How to Financially Prepare for Your First Child: A 9-Point Survival Guide
From the sleep deprivation to the midnight feedings, your first child will represent a major—albeit wonderful—shift in the way you live. What’s more, your beautiful addition will also represent a shift in the ways you spend and save.
Raising a child is expensive—the USDA’s most recent report (2013) estimates the total cost from birth to age 18 at $245,340. So planning for your first child means also examining your finances and your future financial goals.
Here are nine ways to prepare financially for baby in just nine months.
1. Have a money heart-to-heart with your partner
How will a baby affect your plans to reduce debt or buy a home? How will saving for you child’s education affect your retirement goals? These conversations don’t always happen naturally, so it’s essential to put time aside to have them and make sure you’re on the same page. Experts say the most successful married couples are open about debt, finances, and big money goals. It’s not a revolutionary concept, but it’s something that can help preserve the longevity of your relationship.
2. Budget, and be realistic
Will your baby really need that $800 stroller you have your eyes on? If might be a worthwhile investment if you plan on having more children. But there’s no evidence that infants who ride in a stroller equipped with a phone charger and heated cup holder fare better than those who don’t.
Of course, it’s hard to know what to know what’s a good value and what’s not—especially for first-time parents. So do some research. Baby Bargains is the ultimate baby-gear review site. At $19.95 a year, the subscription will quickly pay for itself as you save by avoiding non-essentials. And don’t forget to download the free app to connect with other parents and experts for advice and recommendations.
3. Crush your debt
If your credit card debt is high, you’re probably paying a lot of interest every month. Think about what else you could be doing with that money—for your future child and for yourself. Paying off your outstanding credit card debt with a low interest credit card loan can help lower your payments each month. And you may even be able to pay it off sooner, too. Also, think about the dent you can make in your student loan payments by refinancing and consolidating.
4. Build an emergency fund
You can never be too prepared for the unexpected—especially when you’re expecting! Most experts recommend saving enough money to cover three to six months of living expenses for times when life throws you a financial curve ball. It’s a daunting amount, especially if you’re not saving yet. But don’t fixate on the big number; instead break it down to the amount you need save per week to reach your total, and then review your spending habits. Can you cut back on eating out, or rent movies instead of going to the cinema? When it comes to saving, small choices can have a big impact.
5. Make sure your family is protected
Life insurance is an essential part of your long-term financial strategy—and becomes even more important as you build a family. First, determine how much you need. SoFi offers up to $1 million in coverage without a medical exam (in most cases), and by applying online, you save time that could be spent doing other important things—like picking paint colors for baby’s nursery.
6. Ramp up your savings
As you chip away at debt and build your emergency fund, do your best to ramp up your long-term savings. Get creative. If yours is a two-income household, commit to stashing one salary (or a portion of one salary) in savings and living off the other. Also, make a plan to save pay raises and bonuses for the next five years. Upgrades to your lifestyle can wait a few years.

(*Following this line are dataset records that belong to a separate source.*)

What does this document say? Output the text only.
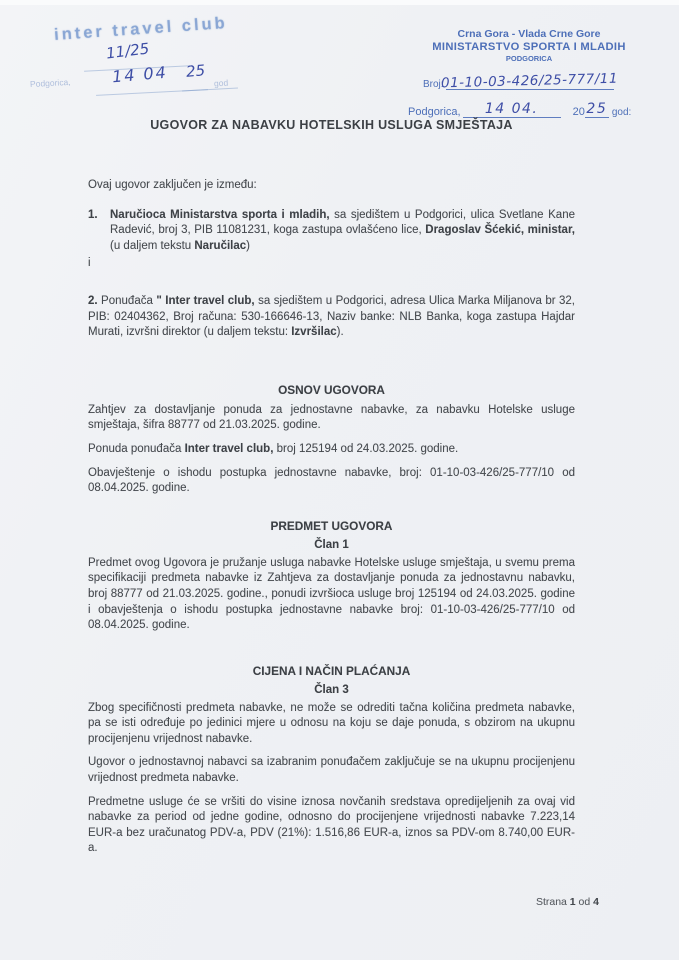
inter travel club
Podgorica,	god
11/25
14 04 25
Crna Gora - Vlada Crne Gore
MINISTARSTVO SPORTA I MLADIH
PODGORICA
Broj:
01-10-03-426/25-777/11
Podgorica, 14 04.	20 25 god:
UGOVOR ZA NABAVKU HOTELSKIH USLUGA SMJEŠTAJA

Ovaj ugovor zaključen je između:

1.	Naručioca Ministarstva sporta i mladih, sa sjedištem u Podgorici, ulica Svetlane Kane Radević, broj 3, PIB 11081231, koga zastupa ovlašćeno lice, Dragoslav Šćekić, ministar, (u daljem tekstu Naručilac)

i

2. Ponuđača " Inter travel club, sa sjedištem u Podgorici, adresa Ulica Marka Miljanova br 32, PIB: 02404362, Broj računa: 530-166646-13, Naziv banke: NLB Banka, koga zastupa Hajdar Murati, izvršni direktor (u daljem tekstu: Izvršilac).

OSNOV UGOVORA

Zahtjev za dostavljanje ponuda za jednostavne nabavke, za nabavku Hotelske usluge smještaja, šifra 88777 od 21.03.2025. godine.

Ponuda ponuđača Inter travel club, broj 125194 od 24.03.2025. godine.

Obavještenje o ishodu postupka jednostavne nabavke, broj: 01-10-03-426/25-777/10 od 08.04.2025. godine.

PREDMET UGOVORA
Član 1

Predmet ovog Ugovora je pružanje usluga nabavke Hotelske usluge smještaja, u svemu prema specifikaciji predmeta nabavke iz Zahtjeva za dostavljanje ponuda za jednostavnu nabavku, broj 88777 od 21.03.2025. godine., ponudi izvršioca usluge broj 125194 od 24.03.2025. godine i obavještenja o ishodu postupka jednostavne nabavke broj: 01-10-03-426/25-777/10 od 08.04.2025. godine.

CIJENA I NAČIN PLAĆANJA
Član 3

Zbog specifičnosti predmeta nabavke, ne može se odrediti tačna količina predmeta nabavke, pa se isti određuje po jedinici mjere u odnosu na koju se daje ponuda, s obzirom na ukupnu procijenjenu vrijednost nabavke.

Ugovor o jednostavnoj nabavci sa izabranim ponuđačem zaključuje se na ukupnu procijenjenu vrijednost predmeta nabavke.

Predmetne usluge će se vršiti do visine iznosa novčanih sredstava opredijeljenih za ovaj vid nabavke za period od jedne godine, odnosno do procijenjene vrijednosti nabavke 7.223,14 EUR-a bez uračunatog PDV-a, PDV (21%): 1.516,86 EUR-a, iznos sa PDV-om 8.740,00 EUR-a.

Strana 1 od 4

7. Invest wisely for your future—and baby’s
Investing can be intimidating, but also rewarding. By preparing for your future, you’re preparing for baby’s as well by modeling good financial behavior. Start by talking to a member of SoFi’s Wealth Management team. You can invest confidently online— no need to arrange in-person meetings— and you can check your portfolio at 2am when you’re up with the baby. If you need extra support, SoFi’s advisors are just a phone call away.
8. Look into parental leave
If you’re currently working, you’re going to want to take some type of parental leave after your baby is born. Make a list of your questions about maternity and paternity leave before going to HR. Ask whether time off will be paid, and how many weeks you can take without compromising your position in the company. If your leave is unpaid, you might still have options. For example, your employer or union might offer a short-term disability policy to cover some or all of your salary for a specific number of weeks.
9 Plan for baby’s financial future
Your child’s financial future will depend a lot on your ability to help secure it early on. Open a savings account for your child, and deposit into it any money that’s gifted and a small amount of cash from you each month. Through the magic of compound interest, what starts out as a small amount of savings can become a large amount over time because you earn interest on the interest you’ve already earned.
You might also want to also consider a 529 savings plan to start saving for your baby’s future education. You can always withdraw money from a 529 plan, and as long as it’s being used for education-related expenses (such as tuition, room and board, books, and computers), you won’t be taxed at the federal—and, in most cases, the state—level. If you use the money for anything else (e.g., credit card debt), you’ll be subject to tax penalties.
Planning for your first child is an exciting time. As you await baby’s first steps, take the necessary financial first steps—budget well, refinance your debt, and investigate life insurance and wealth management options. Once you do, you’ll spend less time worrying about money and more time enjoying your new family.